Discovery & Development

•    On the LNG side, Quicksilver Resources Canada Inc. has received approval from the Canadian National Energy Board to export 20 million tons/year of LNG from a possible liquefaction plant near Campbell River. The license is still subject to the approval of the Governor in Council. Quicksilver produces natural gas in the Horn River basin of British Columbia, and the potential plan here is to build a plant on the site of a pulp and paper processing complex that closed down in 2009. Presently, they are studying the feasibility of this. The facility, Discovery LNG, would have four, 5-million-tpy trains. Export approval could be in place around 2021—assuming the facility is actually built.

•    A 50-50 joint venture of Italy’s Eni and Spain’s Repsol has officially launched production from the giant Perla natural gas field in the shallow water offshore Venezuela. This is the largest offshore gas field in Latin America and is located in the Cardon IV Block some 50 kilometers offshore Venezuela. It is also the first gas field to be brought into production offshore Venezuela, making this a very significant debut. Perla holds an estimated 17 trillion cubic feet of gas in place at about 3,000 meters below sea level. Production is expected to reach 450 MMscfd by the end of this year. This is the first of three development phases. The next phase will see production rise to 800 MMscfd in 2017. In the third phase, we’re looking at a potential increase in production to 1.2 bscfd in 2020, which should be maintained through 2036. The JV has signed a gas sales agreement with state-run PDVSA for all three phases. PDVSA will mainly use the gas for the domestic market.

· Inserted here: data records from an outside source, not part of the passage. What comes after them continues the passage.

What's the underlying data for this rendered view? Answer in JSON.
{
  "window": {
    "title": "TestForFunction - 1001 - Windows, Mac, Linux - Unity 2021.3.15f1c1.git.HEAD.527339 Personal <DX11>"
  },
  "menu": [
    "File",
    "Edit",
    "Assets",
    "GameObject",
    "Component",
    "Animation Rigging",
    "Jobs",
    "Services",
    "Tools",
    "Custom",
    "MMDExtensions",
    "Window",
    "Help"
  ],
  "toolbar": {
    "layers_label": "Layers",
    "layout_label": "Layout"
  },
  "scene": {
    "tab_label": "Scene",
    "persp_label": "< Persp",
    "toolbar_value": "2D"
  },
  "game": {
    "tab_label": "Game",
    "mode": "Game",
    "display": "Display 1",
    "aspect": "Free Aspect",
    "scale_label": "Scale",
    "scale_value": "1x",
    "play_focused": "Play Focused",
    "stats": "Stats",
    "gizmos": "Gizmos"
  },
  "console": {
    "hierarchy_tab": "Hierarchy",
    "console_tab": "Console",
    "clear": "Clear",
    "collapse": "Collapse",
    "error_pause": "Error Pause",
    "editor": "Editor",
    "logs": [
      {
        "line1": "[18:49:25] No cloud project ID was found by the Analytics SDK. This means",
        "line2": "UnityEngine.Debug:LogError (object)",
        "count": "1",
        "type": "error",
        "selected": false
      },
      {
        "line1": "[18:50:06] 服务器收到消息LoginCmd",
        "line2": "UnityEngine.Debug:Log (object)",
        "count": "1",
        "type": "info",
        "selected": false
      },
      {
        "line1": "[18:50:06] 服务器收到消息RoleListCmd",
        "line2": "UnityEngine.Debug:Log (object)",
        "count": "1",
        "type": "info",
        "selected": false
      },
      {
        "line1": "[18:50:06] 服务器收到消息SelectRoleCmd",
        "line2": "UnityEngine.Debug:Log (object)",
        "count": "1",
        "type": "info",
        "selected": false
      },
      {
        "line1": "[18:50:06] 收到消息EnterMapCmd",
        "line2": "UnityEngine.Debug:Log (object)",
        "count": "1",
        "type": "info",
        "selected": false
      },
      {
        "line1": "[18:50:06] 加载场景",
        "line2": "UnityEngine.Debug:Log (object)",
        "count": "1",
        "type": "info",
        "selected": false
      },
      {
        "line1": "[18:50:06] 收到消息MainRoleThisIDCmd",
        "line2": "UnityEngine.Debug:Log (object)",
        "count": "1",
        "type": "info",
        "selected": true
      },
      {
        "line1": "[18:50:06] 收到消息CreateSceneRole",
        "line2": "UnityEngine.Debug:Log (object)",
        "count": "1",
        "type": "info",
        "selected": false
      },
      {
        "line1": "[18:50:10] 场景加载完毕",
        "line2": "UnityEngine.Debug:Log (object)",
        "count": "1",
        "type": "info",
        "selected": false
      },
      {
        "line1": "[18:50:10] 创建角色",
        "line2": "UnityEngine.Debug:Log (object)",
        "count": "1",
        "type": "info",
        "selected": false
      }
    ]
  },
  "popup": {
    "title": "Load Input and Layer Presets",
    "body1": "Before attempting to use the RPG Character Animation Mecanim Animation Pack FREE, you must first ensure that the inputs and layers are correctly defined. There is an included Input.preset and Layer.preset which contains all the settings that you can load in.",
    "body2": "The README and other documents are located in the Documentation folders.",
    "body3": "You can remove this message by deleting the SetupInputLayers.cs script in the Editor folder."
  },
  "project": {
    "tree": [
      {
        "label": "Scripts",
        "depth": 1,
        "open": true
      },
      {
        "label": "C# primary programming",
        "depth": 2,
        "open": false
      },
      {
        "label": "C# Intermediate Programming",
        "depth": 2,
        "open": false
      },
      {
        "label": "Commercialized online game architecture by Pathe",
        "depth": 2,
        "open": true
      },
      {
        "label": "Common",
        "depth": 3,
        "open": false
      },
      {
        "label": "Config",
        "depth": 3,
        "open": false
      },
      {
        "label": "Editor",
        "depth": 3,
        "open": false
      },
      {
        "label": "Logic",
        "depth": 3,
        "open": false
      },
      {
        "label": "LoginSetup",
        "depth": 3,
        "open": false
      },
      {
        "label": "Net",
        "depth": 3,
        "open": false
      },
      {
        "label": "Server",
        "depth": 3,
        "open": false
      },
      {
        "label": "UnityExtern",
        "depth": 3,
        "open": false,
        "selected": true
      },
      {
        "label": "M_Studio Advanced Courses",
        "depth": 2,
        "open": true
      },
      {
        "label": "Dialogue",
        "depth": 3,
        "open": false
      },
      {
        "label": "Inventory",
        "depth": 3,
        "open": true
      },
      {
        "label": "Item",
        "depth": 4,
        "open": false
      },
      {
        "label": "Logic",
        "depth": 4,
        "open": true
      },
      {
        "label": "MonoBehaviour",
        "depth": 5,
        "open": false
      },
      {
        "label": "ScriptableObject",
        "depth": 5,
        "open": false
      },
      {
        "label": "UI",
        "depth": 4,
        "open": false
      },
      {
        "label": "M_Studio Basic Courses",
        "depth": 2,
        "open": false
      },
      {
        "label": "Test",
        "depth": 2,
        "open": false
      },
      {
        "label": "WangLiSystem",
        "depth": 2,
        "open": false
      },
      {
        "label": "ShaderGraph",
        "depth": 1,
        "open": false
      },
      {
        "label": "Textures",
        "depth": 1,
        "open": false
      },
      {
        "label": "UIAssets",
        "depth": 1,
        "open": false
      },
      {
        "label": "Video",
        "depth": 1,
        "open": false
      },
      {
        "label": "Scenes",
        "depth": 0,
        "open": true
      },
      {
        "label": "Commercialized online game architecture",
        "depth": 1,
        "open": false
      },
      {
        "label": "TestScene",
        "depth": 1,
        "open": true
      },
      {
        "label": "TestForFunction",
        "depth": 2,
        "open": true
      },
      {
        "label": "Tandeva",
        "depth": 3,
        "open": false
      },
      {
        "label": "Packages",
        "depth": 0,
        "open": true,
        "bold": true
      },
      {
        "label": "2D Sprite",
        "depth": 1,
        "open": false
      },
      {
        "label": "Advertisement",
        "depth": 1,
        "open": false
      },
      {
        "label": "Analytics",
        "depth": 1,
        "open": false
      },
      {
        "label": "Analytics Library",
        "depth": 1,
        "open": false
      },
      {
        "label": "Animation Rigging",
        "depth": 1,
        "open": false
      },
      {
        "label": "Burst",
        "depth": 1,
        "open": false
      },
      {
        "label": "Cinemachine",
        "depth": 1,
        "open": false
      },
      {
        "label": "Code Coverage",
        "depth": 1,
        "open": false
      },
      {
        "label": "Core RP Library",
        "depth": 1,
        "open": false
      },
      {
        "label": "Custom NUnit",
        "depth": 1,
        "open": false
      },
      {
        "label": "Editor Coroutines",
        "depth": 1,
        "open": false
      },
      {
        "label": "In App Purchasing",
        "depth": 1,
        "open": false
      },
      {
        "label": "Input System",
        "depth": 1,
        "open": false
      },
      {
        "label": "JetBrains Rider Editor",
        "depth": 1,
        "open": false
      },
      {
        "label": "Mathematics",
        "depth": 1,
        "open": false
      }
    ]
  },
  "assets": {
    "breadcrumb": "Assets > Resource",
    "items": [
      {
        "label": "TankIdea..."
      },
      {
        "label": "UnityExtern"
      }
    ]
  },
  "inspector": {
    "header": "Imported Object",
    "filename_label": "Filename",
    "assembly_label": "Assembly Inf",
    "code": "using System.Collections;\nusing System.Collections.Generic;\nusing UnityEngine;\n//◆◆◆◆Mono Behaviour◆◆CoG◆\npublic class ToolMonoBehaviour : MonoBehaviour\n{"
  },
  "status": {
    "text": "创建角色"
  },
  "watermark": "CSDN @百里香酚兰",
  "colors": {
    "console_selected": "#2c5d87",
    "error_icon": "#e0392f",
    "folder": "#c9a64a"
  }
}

Deals, Mergers & Acquisitions

•    Canada’s Cenovus Energy will sell its wholly owned subsidiary Heritage Royalty to the Ontario Teachers’ Pension Plan for gross cash proceeds of $2.7 billion. HRP holds 4.8 million gross acres of royalty interest and mineral fee title lands in Alberta, Saskatchewan, and Manitoba. The deal is expected to close by the end of month. The Toronto-based Teachers’ oversees more than $120 billion in assets and is pursuing the deal as a hedge against unexpected inflation.

Tenders & Licensing

•    China's Ministry of Land and Resources will allow non-state companies to bid on six oil and gas blocks in the far-western region of Xinjiang. This area is believed to have proven reserves, according to the authorities, of 5.6 billion tons of oil and last year produced 540,000 bopd. This is a pilot program in this respect, but we warn investors that the area is very remote and commercial extraction is not for the faint of heart. This is some complex geology. The Ministry is hoping that bidders will recognize the need to partner up with state-owned companies with experience in the area. Again, this is a pilot project so it will be interesting to see how much this playing field is really opened up to private companies. So far, reforms have been slow.

•    Mexican state oil regulator CNH says that four companies have withdrawn from the upcoming oil license tender process, including local subsidiaries of Glencore and Noble Energy, Colombia's state-run Ecopetrol and Thailand’s PTT. The bidding is for shallow water oilfields scheduled to be awarded next week. Left for the bidding are 18 companies prequalified as individual operators and seven prequalified consortia. Speculation is that the withdrawals were related to strict rescission clauses in the production-sharing contracts, but there has been no official reason given for the exits.